Civil rights groups, including the American Civil Liberties Union, urged the Supreme Court to be cautious in the case.

“The ministerial exception serves important purposes in safeguarding religious institutions’ autonomy with respect to governance and leadership. But it comes at significant cost,” the groups told the court in a brief. “It confers on religious institutions the extraordinary power to discriminate against ministerial employees on any basis whatsoever, including race, disability, sex, and age.”

A court’s examination requires nuance, they said, and the two cases before the Supreme Court demonstrated that. In the view of the groups, Biel should not be considered a minister. But they say Morrissey-Berru should, because her position required her to be Catholic and certified in religious education.

A coalition of leading scholars who study religion and the law told the Supreme Court that the 9th Circuit got it wrong. Unless the rulings are overturned, “they will invite judicial intrusion into religious affairs and create confusion regarding the autonomy of religious bodies to choose those who perform significant religious functions.”

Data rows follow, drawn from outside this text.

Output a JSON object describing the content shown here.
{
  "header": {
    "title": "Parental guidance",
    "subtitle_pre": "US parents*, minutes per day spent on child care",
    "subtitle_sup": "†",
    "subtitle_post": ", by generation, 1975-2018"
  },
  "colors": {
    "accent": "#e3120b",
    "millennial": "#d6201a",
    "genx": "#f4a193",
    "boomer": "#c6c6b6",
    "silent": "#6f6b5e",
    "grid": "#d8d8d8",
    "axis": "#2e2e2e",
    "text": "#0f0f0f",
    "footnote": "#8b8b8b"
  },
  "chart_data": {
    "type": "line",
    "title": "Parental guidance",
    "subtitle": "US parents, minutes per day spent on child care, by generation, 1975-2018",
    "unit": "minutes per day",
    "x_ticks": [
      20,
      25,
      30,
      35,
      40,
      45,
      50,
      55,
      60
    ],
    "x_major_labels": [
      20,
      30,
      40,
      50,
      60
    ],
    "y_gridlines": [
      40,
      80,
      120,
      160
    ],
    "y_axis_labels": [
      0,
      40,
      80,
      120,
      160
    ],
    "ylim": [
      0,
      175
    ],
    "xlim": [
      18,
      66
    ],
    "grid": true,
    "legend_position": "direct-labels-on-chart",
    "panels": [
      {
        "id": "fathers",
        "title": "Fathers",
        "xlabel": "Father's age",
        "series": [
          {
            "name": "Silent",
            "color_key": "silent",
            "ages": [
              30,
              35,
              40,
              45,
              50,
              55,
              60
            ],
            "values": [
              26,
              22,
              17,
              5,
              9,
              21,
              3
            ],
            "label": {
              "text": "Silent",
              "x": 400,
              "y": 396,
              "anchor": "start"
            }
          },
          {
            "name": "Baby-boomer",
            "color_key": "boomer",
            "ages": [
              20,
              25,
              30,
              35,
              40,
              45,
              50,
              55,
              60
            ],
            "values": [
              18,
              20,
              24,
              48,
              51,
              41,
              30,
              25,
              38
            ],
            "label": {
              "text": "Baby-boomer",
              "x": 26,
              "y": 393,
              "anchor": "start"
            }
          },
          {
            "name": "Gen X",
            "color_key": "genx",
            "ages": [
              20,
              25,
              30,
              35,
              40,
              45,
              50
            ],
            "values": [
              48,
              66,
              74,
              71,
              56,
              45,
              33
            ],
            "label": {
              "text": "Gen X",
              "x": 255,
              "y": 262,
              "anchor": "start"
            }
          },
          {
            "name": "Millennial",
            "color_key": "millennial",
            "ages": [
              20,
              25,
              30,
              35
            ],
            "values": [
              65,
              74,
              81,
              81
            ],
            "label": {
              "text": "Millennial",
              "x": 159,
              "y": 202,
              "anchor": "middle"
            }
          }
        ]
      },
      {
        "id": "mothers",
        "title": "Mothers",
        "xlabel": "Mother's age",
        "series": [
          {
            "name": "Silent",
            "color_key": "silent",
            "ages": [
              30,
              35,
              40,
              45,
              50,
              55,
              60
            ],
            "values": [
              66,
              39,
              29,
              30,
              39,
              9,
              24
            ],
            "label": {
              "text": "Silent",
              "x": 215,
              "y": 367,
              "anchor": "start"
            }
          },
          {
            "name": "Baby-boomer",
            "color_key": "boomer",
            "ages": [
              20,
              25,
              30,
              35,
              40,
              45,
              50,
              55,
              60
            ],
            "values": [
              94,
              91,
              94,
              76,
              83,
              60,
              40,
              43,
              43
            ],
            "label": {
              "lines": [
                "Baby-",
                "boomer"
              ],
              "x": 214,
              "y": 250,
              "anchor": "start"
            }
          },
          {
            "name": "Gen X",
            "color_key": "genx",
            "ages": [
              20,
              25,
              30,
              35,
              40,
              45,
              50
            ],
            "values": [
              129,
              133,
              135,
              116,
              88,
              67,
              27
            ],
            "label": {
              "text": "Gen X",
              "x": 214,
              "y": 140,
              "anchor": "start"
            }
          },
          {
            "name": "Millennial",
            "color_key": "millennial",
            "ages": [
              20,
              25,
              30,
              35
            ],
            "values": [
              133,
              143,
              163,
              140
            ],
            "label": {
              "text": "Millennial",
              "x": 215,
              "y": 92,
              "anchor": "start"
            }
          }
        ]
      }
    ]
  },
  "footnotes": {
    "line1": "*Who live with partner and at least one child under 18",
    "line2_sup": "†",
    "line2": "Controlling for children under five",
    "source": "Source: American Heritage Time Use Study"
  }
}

And the Trump administration said the court should make it clear that it is the religious organization that has the final word on who is a minister, and who is not.

“In close cases, facts that demonstrate a religious organization sincerely regards its employee as performing such important religious functions should be dispositive,” Solicitor General Noel Francisco told the court in a brief.

The cases are Our Lady of Guadalupe v. Morrissey-Berru and St. James School v. Biel.